The new witness is only one reason why Kathleen Zellner argues that Steven Avery needs a new trial to be exonerated. The motion (via Scribd) alleges that forensic testing of the home computer of the Dassey family found images of violent pornography and torture, including images of Teresa Halbach herself and women who resemble Halbach. According to the case presented by Zellner, only Bobby Dassey -- brother of Brendan Dassey whose testimony helped put Avery behind bars -- was home at the time when the images were accessed.
Additionally, Steven Avery's legal team claims that Teresa Halbach's ex-boyfriend may have had a hand in what happened to her. Ryan Hillegas reportedly had Halbach's day planner, which was ultimately passed on to the authorities, although with a page torn out. A friend of Hallbach's evidently stated that she was speaking to Halbach in the morning on the day she died, which is noted in the planner. Kathleen Zelner suggests that the only way Hillegas could have had the planner is if he had been present at the crime scene.
Finally, Steven Avery's lawyer claims that forensic testing casts doubt on earlier findings. For one thing, the bullet fragment that was posited as the one that killed Halbach allegedly does not have any bone particles, although there are wood particles present. Such evidence would suggest that the bullet struck wood rather than the head of a human. Additionally, the motion claims that far too much of Avery's DNA was found on Teresa Halbach's vehicle to have been left by somebody in the heat of a crime. This claim presumably ties into the theory that evidence was planted, as suggested in the Making a Murderer docu-series.

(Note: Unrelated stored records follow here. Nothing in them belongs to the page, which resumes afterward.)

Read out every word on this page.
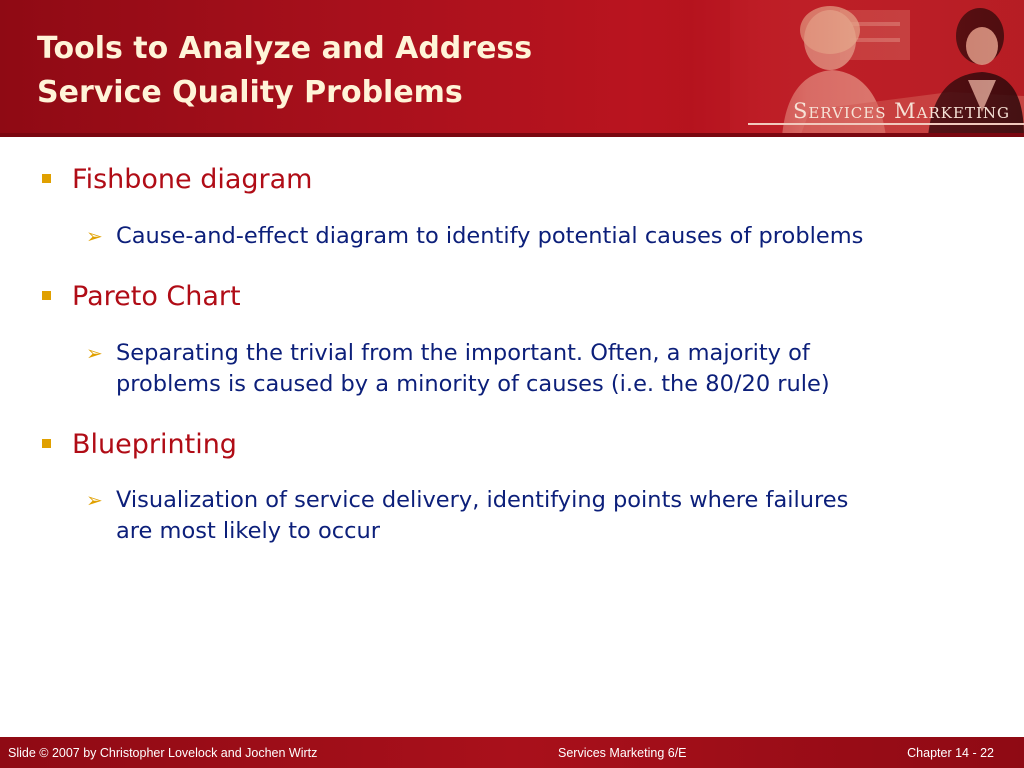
Tools to Analyze and Address
Service Quality Problems
Services Marketing
Fishbone diagram
➢ Cause-and-effect diagram to identify potential causes of problems
Pareto Chart
➢ Separating the trivial from the important. Often, a majority of
problems is caused by a minority of causes (i.e. the 80/20 rule)
Blueprinting
➢ Visualization of service delivery, identifying points where failures
are most likely to occur
Slide © 2007 by Christopher Lovelock and Jochen Wirtz	Services Marketing 6/E	Chapter 14 - 22
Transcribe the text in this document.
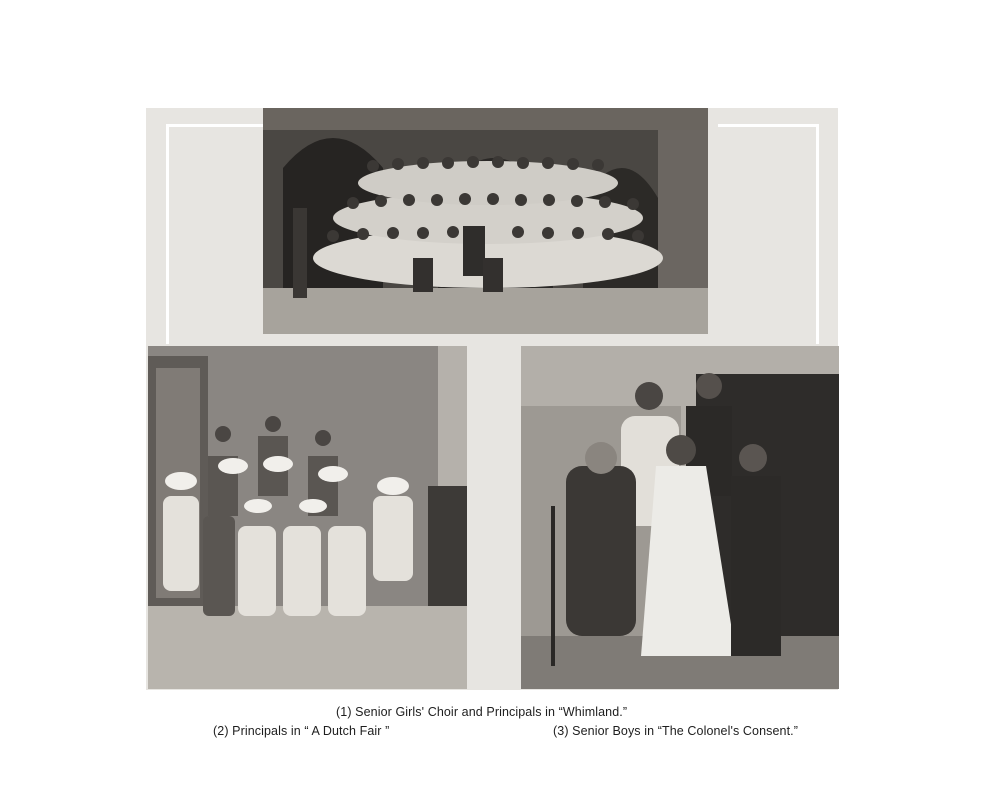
(1) Senior Girls' Choir and Principals in “Whimland.”
(2) Principals in “ A Dutch Fair ”	(3) Senior Boys in “The Colonel's Consent.”
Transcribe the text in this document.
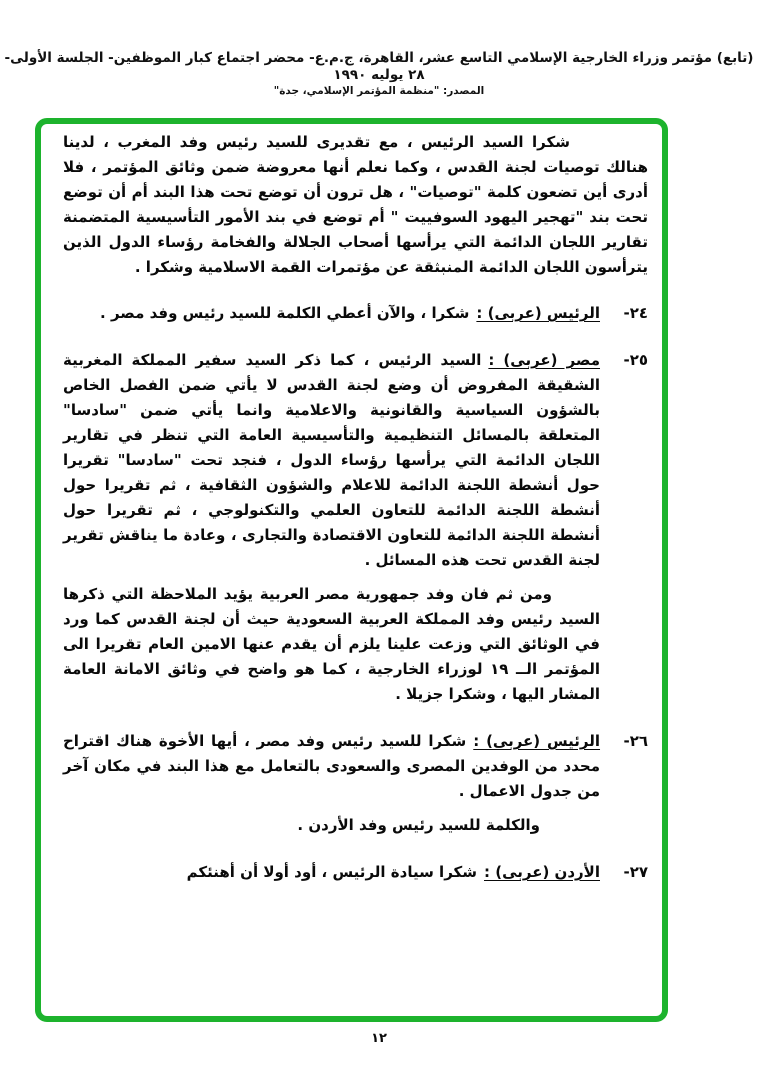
(تابع) مؤتمر وزراء الخارجية الإسلامي التاسع عشر، القاهرة، ج.م.ع- محضر اجتماع كبار الموظفين- الجلسة الأولى- ٢٨ يوليه ١٩٩٠
المصدر: "منظمة المؤتمر الإسلامي، جدة"

شكرا السيد الرئيس ، مع تقديرى للسيد رئيس وفد المغرب ، لدينا هنالك توصيات لجنة القدس ، وكما نعلم أنها معروضة ضمن وثائق المؤتمر ، فلا أدرى أين تضعون كلمة "توصيات" ، هل ترون أن توضع تحت هذا البند أم أن توضع تحت بند "تهجير اليهود السوفييت " أم توضع في بند الأمور التأسيسية المتضمنة تقارير اللجان الدائمة التي يرأسها أصحاب الجلالة والفخامة رؤساء الدول الذين يترأسون اللجان الدائمة المنبثقة عن مؤتمرات القمة الاسلامية وشكرا .

٢٤-

الرئيس (عربى) :شكرا ، والآن أعطي الكلمة للسيد رئيس وفد مصر .

٢٥-

مصر (عربى) :السيد الرئيس ، كما ذكر السيد سفير المملكة المغربية الشقيقة المفروض أن وضع لجنة القدس لا يأتي ضمن الفصل الخاص بالشؤون السياسية والقانونية والاعلامية وانما يأتي ضمن "سادسا" المتعلقة بالمسائل التنظيمية والتأسيسية العامة التي تنظر في تقارير اللجان الدائمة التي يرأسها رؤساء الدول ، فنجد تحت "سادسا" تقريرا حول أنشطة اللجنة الدائمة للاعلام والشؤون الثقافية ، ثم تقريرا حول أنشطة اللجنة الدائمة للتعاون العلمي والتكنولوجي ، ثم تقريرا حول أنشطة اللجنة الدائمة للتعاون الاقتصادة والتجارى ، وعادة ما يناقش تقرير لجنة القدس تحت هذه المسائل .

ومن ثم فان وفد جمهورية مصر العربية يؤيد الملاحظة التي ذكرها السيد رئيس وفد المملكة العربية السعودية حيث أن لجنة القدس كما ورد في الوثائق التي وزعت علينا يلزم أن يقدم عنها الامين العام تقريرا الى المؤتمر الــ ١٩ لوزراء الخارجية ، كما هو واضح في وثائق الامانة العامة المشار اليها ، وشكرا جزيلا .

٢٦-

الرئيس (عربى) :شكرا للسيد رئيس وفد مصر ، أيها الأخوة هناك اقتراح محدد من الوفدين المصرى والسعودى بالتعامل مع هذا البند في مكان آخر من جدول الاعمال .

والكلمة للسيد رئيس وفد الأردن .

٢٧-

الأردن (عربى) :شكرا سيادة الرئيس ، أود أولا أن أهنئكم

١٢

We'll have to wait and see. If the judge decides that there's merit to these claims, Steven Avery's conviction could hypothetically be overturned and his name cleared. If you haven't watched the docu-series yet, all ten episodes of Making a Murderer are available streaming on Netflix. For some lighter and/or more fictional fare, our fall TV guide has plenty of options. Netflix actually has a Making a Murderer spoof series as well if you're in the mood for something new while we wait for more Making a Murderer.